James Spader is set to reprise his role of the villainous artificial intelligence from 2015’s “Avengers: Age of Ultron” for Marvel Studios‘ upcoming Vision series with Paul Bettany.
Terry Matalas (“Star Trek: Picard”) will serve as executive producer and showrunner of the untitled series, which is scheduled to debut in 2026. Although Vision technically died in 2018’s “Avengers: Infinity War,” he was resurrected twice in the 2021’s series “WandaVision,” first as a spectral creation made (and then unmade) by magic, and again as a ghost white robot without any memories from his past.
It’ll prove troublesome for Vision when Ultron returns, since the characters have a longstanding history. Ultron created Vision’s original synthetic body as the permanent home for his AI, but the Avengers intercepted it and instead placed Tony Stark’s AI assistant J.A.R.V.I.S. inside, creating Vision. At the end of “Age of Ultron,” Vision confronts and, seemingly, destroys the final robot that contains Ultron’s consciousness, but the actual moment happens off-screen. The news of Spader’s return confirms that at least some version of Ultron survived.

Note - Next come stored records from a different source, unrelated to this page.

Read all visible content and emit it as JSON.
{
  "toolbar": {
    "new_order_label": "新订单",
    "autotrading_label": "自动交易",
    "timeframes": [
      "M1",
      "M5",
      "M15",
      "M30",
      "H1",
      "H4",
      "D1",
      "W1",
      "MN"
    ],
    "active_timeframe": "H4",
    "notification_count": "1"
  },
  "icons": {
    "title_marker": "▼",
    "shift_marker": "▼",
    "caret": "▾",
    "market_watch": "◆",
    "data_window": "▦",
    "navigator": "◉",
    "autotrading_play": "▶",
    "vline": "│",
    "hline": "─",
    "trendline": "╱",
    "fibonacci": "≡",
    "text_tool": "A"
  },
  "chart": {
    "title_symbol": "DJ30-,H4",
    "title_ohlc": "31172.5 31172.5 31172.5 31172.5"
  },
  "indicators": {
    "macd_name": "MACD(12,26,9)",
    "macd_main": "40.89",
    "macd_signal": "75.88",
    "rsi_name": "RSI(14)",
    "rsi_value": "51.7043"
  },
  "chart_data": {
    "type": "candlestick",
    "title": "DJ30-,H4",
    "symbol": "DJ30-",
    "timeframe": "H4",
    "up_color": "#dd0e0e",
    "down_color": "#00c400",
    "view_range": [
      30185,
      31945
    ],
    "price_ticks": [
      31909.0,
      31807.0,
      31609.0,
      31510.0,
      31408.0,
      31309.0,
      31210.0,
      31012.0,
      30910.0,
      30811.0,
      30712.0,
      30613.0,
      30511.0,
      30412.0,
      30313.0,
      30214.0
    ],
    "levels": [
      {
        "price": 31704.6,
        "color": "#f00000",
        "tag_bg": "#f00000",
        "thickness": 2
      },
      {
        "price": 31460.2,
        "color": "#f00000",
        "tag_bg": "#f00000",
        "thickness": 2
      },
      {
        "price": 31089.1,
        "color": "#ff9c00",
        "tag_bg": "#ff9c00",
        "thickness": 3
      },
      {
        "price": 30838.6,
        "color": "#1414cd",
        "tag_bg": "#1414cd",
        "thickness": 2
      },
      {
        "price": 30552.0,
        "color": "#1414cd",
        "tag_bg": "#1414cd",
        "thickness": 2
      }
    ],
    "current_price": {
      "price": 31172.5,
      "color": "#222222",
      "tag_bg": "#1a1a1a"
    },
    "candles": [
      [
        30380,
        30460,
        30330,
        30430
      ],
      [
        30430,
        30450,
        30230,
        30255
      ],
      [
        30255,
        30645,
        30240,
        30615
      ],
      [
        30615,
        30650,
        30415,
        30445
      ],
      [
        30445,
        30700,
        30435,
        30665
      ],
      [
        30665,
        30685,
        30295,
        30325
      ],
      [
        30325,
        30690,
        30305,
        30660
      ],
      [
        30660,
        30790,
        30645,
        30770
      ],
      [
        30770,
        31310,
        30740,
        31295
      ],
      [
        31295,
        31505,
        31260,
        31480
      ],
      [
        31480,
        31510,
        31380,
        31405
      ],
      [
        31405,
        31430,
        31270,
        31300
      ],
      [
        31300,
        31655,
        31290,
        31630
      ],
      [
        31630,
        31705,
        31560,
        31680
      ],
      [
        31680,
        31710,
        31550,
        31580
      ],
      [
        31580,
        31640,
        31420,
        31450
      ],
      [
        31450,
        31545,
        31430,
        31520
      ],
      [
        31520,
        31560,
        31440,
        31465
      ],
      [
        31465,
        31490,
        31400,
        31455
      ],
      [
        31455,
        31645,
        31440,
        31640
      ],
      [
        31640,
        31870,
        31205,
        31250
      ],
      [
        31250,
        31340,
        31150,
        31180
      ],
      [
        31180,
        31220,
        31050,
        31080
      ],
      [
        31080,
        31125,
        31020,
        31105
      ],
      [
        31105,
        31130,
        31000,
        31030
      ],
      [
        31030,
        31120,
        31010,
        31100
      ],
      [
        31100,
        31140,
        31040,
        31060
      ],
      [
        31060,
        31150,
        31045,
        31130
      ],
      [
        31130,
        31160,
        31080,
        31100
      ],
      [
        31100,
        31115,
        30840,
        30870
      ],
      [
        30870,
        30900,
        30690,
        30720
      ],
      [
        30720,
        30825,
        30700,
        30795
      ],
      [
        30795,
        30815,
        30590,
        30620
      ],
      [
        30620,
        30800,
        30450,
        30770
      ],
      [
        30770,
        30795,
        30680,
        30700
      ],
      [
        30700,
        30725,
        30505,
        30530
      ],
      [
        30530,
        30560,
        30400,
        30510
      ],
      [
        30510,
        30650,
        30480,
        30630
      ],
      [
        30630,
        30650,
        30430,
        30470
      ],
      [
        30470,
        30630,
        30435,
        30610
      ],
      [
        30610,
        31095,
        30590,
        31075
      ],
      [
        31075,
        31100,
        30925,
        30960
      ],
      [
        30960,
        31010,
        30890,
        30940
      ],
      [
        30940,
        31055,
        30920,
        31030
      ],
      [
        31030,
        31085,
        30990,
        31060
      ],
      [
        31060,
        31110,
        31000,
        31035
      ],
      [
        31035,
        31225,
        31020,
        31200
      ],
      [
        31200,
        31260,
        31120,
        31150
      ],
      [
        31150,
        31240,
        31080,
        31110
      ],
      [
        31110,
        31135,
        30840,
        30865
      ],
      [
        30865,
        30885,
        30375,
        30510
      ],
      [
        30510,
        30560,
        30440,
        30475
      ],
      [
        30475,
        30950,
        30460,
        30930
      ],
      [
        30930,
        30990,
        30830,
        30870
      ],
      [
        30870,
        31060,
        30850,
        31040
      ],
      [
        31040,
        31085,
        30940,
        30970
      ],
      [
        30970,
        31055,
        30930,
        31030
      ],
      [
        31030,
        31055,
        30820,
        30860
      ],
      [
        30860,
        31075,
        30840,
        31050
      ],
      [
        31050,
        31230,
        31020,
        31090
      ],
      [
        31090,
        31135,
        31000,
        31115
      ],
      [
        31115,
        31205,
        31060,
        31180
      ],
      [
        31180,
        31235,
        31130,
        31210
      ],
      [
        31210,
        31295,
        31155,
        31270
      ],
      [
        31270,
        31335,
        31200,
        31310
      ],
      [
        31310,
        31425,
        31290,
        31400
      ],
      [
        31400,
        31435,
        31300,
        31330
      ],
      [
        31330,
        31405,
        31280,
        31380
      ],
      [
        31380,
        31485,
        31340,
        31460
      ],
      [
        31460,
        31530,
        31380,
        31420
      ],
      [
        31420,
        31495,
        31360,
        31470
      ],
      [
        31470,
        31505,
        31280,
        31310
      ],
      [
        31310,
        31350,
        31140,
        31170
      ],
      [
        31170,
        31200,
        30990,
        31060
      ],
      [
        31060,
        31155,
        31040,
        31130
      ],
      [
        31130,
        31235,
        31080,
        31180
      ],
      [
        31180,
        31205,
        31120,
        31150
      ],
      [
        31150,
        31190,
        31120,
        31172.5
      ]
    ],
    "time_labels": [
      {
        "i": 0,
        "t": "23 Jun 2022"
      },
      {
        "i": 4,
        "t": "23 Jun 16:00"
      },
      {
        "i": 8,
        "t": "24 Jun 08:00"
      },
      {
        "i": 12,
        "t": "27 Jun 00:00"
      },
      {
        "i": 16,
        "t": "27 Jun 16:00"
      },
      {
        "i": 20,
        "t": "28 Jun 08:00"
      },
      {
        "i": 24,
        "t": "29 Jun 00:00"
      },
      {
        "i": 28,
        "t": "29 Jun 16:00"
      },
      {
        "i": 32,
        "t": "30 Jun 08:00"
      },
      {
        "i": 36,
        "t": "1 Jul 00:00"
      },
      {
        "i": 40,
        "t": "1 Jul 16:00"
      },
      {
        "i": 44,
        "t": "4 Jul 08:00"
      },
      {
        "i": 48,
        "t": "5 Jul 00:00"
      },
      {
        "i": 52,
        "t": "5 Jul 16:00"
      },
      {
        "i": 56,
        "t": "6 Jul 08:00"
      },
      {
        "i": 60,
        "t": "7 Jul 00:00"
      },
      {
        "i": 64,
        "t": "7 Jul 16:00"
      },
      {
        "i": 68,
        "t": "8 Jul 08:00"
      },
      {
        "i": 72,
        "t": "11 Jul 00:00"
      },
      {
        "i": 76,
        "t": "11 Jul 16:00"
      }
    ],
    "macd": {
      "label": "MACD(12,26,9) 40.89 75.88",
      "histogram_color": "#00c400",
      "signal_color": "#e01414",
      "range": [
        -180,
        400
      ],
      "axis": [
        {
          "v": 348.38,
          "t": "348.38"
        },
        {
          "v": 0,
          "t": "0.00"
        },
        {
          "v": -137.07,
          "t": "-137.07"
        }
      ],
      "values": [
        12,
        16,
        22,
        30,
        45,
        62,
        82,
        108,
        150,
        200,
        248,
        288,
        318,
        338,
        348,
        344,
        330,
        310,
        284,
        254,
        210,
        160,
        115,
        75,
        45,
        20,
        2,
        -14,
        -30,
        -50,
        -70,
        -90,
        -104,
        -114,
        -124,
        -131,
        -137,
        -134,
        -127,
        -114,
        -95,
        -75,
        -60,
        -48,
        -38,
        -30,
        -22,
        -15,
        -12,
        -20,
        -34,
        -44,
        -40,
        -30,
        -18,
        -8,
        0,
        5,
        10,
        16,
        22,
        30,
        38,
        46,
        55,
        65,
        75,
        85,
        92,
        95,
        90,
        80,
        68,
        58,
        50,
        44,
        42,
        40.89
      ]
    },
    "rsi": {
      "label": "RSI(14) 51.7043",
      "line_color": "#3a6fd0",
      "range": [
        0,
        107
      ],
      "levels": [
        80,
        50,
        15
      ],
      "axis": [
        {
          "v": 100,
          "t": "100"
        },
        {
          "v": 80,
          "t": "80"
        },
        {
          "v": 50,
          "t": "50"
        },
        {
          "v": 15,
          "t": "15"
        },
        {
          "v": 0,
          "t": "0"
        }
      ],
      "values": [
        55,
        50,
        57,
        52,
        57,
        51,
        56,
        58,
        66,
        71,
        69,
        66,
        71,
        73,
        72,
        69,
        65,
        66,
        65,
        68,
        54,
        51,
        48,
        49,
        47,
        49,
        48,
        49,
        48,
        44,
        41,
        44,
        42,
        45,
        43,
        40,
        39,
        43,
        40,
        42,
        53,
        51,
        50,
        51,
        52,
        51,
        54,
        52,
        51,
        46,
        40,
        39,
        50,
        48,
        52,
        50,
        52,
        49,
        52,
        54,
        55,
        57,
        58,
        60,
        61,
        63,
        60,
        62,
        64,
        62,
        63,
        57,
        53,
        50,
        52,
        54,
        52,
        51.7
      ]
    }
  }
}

How Ultron will return for the series is unclear. For “Age of Ultron,” Spader performed the role via performance capture, but that process remains an expensive proposition for a TV series. Variety reported that the same approach for transforming Tatiana Maslany into the titular “She-Hulk: Attorney at Law” cost Marvel roughly $25 million per episode.
The Vision series, which is looking to start production in England in 2025, is Marvel’s first new live-action show in nearly two years. Brad Winderbaum, Marvel’s head of streaming, television and animation, told Variety in May that the company started shifting to a more “traditional approach” to producing TV after the initial launch of its streaming content, which the studio made under a features model.
This will be Spader’s fifth TV series as a star, following “The Blacklist,” “The Office,” “Boston Legal” and “The Practice.” His film career spans from “Less Than Zero” and “Sex, Lies, and Videotape” to “Stargate,” “Secretary” and “Lincoln.”